An N-terminal Region of Sp1 Targets Its Proteasome-dependent Degradation in Vitro

The transcription factor Sp1 is important for the expression of many cellular genes. Previously, it was shown that reduced O-glycosylation of Sp1 is associated with increased proteasome susceptibility. Sp1 undergoes proteasome-dependent degradation in cells stressed with glucose deprivation and adenylate cyclase activation, and this process is blocked in cells treated with glucosamine. In this study, using a reconstituted in vitro system, we identified the principal structural determinant in Sp1 that targets Sp1 for proteasome-dependent degradation. We found by using deletion analysis that the N-terminal 54 amino acids of Sp1 is required for Sp1 degradation. This element can act as an independent processing signal by directing degradation of an unrelated protein. Recognition of this Sp1 element by the proteasome-dependent system is saturable, and ubiquitination of this element is not required for recognition. Time course experiments revealed that Sp1 degradation is a two-step process.

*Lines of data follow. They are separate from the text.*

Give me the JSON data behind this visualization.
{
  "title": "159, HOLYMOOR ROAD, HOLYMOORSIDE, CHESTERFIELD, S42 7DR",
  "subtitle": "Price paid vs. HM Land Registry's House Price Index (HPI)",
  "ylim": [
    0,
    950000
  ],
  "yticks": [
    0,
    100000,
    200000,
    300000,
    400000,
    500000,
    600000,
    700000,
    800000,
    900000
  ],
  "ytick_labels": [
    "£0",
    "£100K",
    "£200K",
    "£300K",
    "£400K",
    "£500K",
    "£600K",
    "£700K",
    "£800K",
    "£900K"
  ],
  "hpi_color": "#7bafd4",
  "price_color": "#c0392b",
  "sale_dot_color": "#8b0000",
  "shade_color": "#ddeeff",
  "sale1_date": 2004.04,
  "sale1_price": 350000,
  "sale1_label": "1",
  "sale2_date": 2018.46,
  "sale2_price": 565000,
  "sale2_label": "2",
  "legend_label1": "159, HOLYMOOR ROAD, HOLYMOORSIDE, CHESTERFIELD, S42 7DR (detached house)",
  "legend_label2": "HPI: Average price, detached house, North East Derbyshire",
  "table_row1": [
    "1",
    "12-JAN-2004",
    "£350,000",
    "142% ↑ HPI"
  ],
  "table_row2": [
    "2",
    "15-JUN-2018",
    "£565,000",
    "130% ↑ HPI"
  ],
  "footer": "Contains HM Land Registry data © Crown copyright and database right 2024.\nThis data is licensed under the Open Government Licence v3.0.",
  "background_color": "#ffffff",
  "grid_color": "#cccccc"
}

First, a discrete endoproteolytic cleavage occurs downstream of the target region immediately C-terminal to Leu56. The Sp1 sequence C-terminal to the cleavage site is subsequently degraded, whereas the N-terminal peptide remains intact. The identification of this Sp1 degradation-targeting signal will facilitate the identification of the critical proteins involved in the control of Sp1 proteasome-dependent degradation and the role of OGlcNAc in this process.